Exhaustion is not only passive, but an act of commitment — to remain awake and to suspend breakdown. It is intense in its delay and has the potential to accelerate emotions rather than thoughts. It could be initiated as a form of agency, which enables more subtle and sustainable forms of excitement and enhances intuitive approaches to communities and maybe even solidarities beyond the “objective conditions that divide us”.5

1 Garcia, Tristan, ‘Das intensive Leben. Eine moderne Obsession’ (transl. Ulrich Kunzmann), Suhrkamp: Berlin 2017 (2016), p. 17.
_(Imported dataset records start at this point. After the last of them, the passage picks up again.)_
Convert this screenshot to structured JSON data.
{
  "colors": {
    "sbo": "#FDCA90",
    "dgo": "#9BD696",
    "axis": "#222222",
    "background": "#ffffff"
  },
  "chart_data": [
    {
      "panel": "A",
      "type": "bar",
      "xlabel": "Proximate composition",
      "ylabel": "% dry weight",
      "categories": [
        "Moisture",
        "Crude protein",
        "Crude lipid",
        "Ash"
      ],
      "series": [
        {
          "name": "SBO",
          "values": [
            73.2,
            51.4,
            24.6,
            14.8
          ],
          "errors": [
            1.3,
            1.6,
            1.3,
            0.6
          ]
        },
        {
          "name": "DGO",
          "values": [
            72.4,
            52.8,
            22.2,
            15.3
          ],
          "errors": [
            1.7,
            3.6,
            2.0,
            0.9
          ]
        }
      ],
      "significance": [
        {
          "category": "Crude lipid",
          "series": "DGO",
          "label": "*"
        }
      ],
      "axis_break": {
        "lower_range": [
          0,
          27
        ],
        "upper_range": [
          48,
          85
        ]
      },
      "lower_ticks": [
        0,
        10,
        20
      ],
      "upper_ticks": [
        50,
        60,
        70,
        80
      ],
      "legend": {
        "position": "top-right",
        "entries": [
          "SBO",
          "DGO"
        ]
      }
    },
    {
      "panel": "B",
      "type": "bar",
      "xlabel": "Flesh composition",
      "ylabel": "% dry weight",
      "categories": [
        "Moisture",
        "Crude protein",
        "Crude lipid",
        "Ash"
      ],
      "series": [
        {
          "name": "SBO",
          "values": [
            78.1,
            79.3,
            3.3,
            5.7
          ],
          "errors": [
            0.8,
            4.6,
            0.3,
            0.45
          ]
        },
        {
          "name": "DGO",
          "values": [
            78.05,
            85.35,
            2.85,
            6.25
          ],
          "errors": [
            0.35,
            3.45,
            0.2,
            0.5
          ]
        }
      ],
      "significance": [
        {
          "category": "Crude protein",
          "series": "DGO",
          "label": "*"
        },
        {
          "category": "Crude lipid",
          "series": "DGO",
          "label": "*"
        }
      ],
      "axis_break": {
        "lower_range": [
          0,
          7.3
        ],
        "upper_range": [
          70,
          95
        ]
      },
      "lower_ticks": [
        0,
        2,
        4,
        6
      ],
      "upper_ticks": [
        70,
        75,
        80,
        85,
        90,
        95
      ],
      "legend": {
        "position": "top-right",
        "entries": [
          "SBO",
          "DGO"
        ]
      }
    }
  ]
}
2 Hessler, Stefanie, Poka-Yio und Stafylakis, Kostas, ‘ANTI-’, s. 22-29, in: ANTI-. Athens Biennial 2018. Exhibition Catalogue, Stefanie Hessler, Pokal-Yio, Kostas Stafylakis und Augustine Zenakos (Hrsg.), Athens Biennial Publications: Athen 2018, p. 23.
3 Garcia, 2017 (206), p. 11
4 Weathers, Chelsea, ‘Drug time’, p. 653-686, in: Criticism, Vol. 56, No. 3, Andy Warhol (Summer 2014).
5 Aarons, K., ‘No Selves to Abolish: Afropessimism, Anti-Politics and the End of the World’, Mute Magazine Online, 29.02.2016.

SARAH HEUBERGER is a researcher and writer with a background in art history, philosophy and aesthetics and with a main interest in contemporary performance and the conditions of the body. She is currently based in Stockholm, were she curated “The Archive as Body, the Body as Archive” at Index. The Swedish Contemporary Art Foundation (2019). Previously, she collaborated on the projects “What Orthography Was”, with SAC (2019), “Narratives in Boundless Space” at Mousonturm and “Subject:Fwd:Unknown” at fffriedrich, all in Frankfurt am Main.